Published: August 9th 2012August 9th 2012
"It's by educating a child that we understand the sacrifices of parents"
If you're in Hanoi, and particularly if you're female, a visit to the Vietnamese Women's Museum is a must. You can easily spend a few hours here if you take the time to read all the stories and antidotes that explain the role of women in shaping the Vietnam that is today. I was stunned to learn about the lead some females took in the Vietnam War, however when I took the time to think about it, I also believe that if I ever found myself in the situation where I truly believed my home was being taken from me, then I too would fight for my land. There is also a brilliant short film on the women hawkers (that image of Vietnam that is known around the world - females carrying a pole in their shoulders with two baskers) and the sacrifices they are making by working long hours, for less than $25 AUD (£15) a month. These ladies spend three weeks away from their families, simply to try and earn enough to send their children to school. Upon leaving the museum I bought as much fruit
as the lady selling it had, in the hope that she could go home and put her feet up for one afternoon, and know that for that day at least, her children's education was safe. Hoan Kiem Lake is a small bit of peace and solitude in an otherwise busy and noisy city. Here you can escape from the humidity and heat, and take your time strolling around the banks of the lake, or explore the Temple of the Jade Mountain which lies on Jade Island towards the northern shore, and connected to the shore by the pituresque red wooden Huc Bridge, meaning Morning Sunlight Bridge. Although I haven't done it, the lake is said to be a photographer's dream if the morning light is just right, however to date I think I have seen only 30 minutes of when the clouds cleared to let a little blue sky through, so I think I will prefer sleep over an early rise. Today as I was strolling by the lake, a young girl (I forget her name, along the lines of Leesa) approached me and introduced herself a student learning English and could she talk with me for a few minutes.

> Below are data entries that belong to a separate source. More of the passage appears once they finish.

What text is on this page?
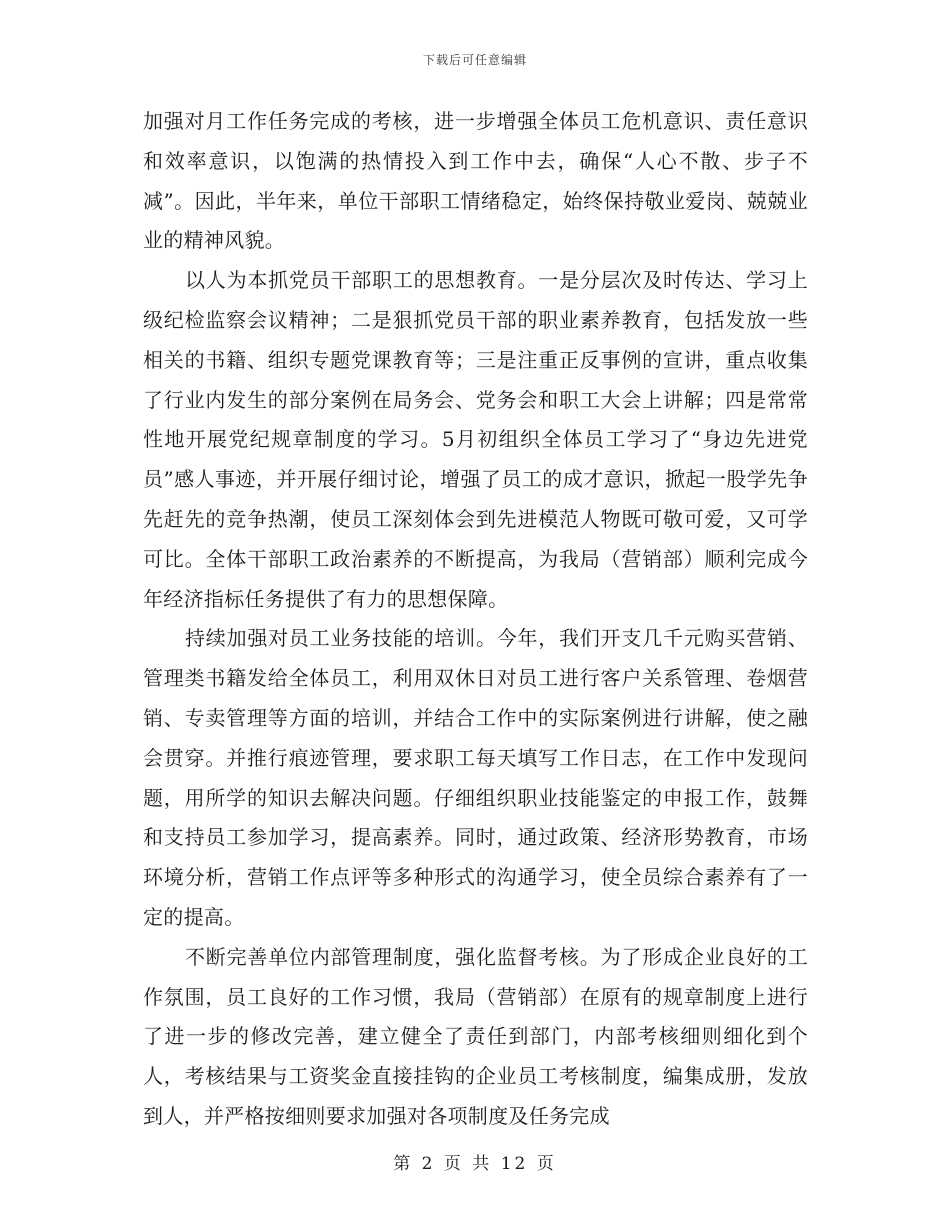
下载后可任意编辑

加强对月工作任务完成的考核，进一步增强全体员工危机意识、责任意识和效率意识，以饱满的热情投入到工作中去，确保“人心不散、步子不减”。因此，半年来，单位干部职工情绪稳定，始终保持敬业爱岗、兢兢业业的精神风貌。

以人为本抓党员干部职工的思想教育。一是分层次及时传达、学习上级纪检监察会议精神；二是狠抓党员干部的职业素养教育，包括发放一些相关的书籍、组织专题党课教育等；三是注重正反事例的宣讲，重点收集了行业内发生的部分案例在局务会、党务会和职工大会上讲解；四是常常性地开展党纪规章制度的学习。5月初组织全体员工学习了“身边先进党员”感人事迹，并开展仔细讨论，增强了员工的成才意识，掀起一股学先争先赶先的竞争热潮，使员工深刻体会到先进模范人物既可敬可爱，又可学可比。全体干部职工政治素养的不断提高，为我局（营销部）顺利完成今年经济指标任务提供了有力的思想保障。

持续加强对员工业务技能的培训。今年，我们开支几千元购买营销、管理类书籍发给全体员工，利用双休日对员工进行客户关系管理、卷烟营销、专卖管理等方面的培训，并结合工作中的实际案例进行讲解，使之融会贯穿。并推行痕迹管理，要求职工每天填写工作日志，在工作中发现问题，用所学的知识去解决问题。仔细组织职业技能鉴定的申报工作，鼓舞和支持员工参加学习，提高素养。同时，通过政策、经济形势教育，市场环境分析，营销工作点评等多种形式的沟通学习，使全员综合素养有了一定的提高。

不断完善单位内部管理制度，强化监督考核。为了形成企业良好的工作氛围，员工良好的工作习惯，我局（营销部）在原有的规章制度上进行了进一步的修改完善，建立健全了责任到部门，内部考核细则细化到个人，考核结果与工资奖金直接挂钩的企业员工考核制度，编集成册，发放到人，并严格按细则要求加强对各项制度及任务完成

第 2 页 共 12 页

Many may take that as an indication they might get robbed, but I took it at face value for what it was, sat on the side of the lake, and continued to talk with Leesa for 30 minutes. During this time I found out she was 19, worked as a waitress and studied, volunteered in the Hanoi orphanage, and went home only twice a year to see her parents who she loved very much. If you are looking to shop, Hanoi will be paradise for you. Similar to Bali or Thailand but without the locals chasing you down the street to buy, there are streets filled of anything your heart could desire. Wander out of the Old Quarter and you will find local life continuing as though the tourists are not there at all - streets of bike repair shops, streets of book stores, streets of textiles, and all of them litered with plastic chairs and tables, akin to the size in an Australian kindergarten, where the locals sit and enjoy their meals together. It is apparant everywhere you look in Hanoi that the Vietnamese love to eat. It seems that eating is a national past time, and I am
in awe of how slim everyone is as everyone seems to be eating consistently on the sidewalks or in their shops - normally either Pho or Banh Chung. There is, however, a wider chocie available if you choose to eat in a cafe or restaurants - however there are many places that simply have a menu of different Pho's and that's it. Two places I highly recommend for anyone coming to Hanoi: Quan An Ngon located at 18 Phan Boi Chau Street is a Vietnamese Food Lover's Paradise. You can't miss it - a huge outdoor restaurant with different food stations around the edges where they are cooking the different meals, rolling fresh spring rolls, and buzzing with locals and tourists alike. The rice paper rolls, papaya salad and fish with soy sauce are all mouthwatering delicious, and you can tell that the ingredients are fresh from the morning market. It's hot in here - so if you don't like the heat try and grab a table by one of the many fans that are set up or simply do what me and my Dutch friend who I met for the second night did - just enjoy a few ice
cold beers. My second reommendation only sells Pho - appropriately named Pho 10 it is located at 10 Ly Quoc Su. Very simply run and lacking in asthetic design, this place more than makes up for its bland interior with a Pho that warms your inside with its blend of rich broth and a good kick of chilli (the chilli is put on the side and you can add as much or as little as you like - but go on, eat like the local and put a good sprinkling in). The kitchen is at the front of the restaurant, a simple stove with a large pot of broth simmering. Again this place is very popular with the locals, and I was the only westener there. However don't worry, the menu is in English, the prices listed (very cheap - about £2.80 or $4.15) and a bit closer to accommodation in the Old Quarter than Quan An Ngon, perfect for tonight as the heavens opened and the rain came pouring down. With only one day left in Vietnam tomorrow I plan to spend it walking around the lake before having one last meal at Quan An Ngon. Then it's off to Laos, to start my month of teaching and relaxing in the UNESCO listed village of Luang Prabang.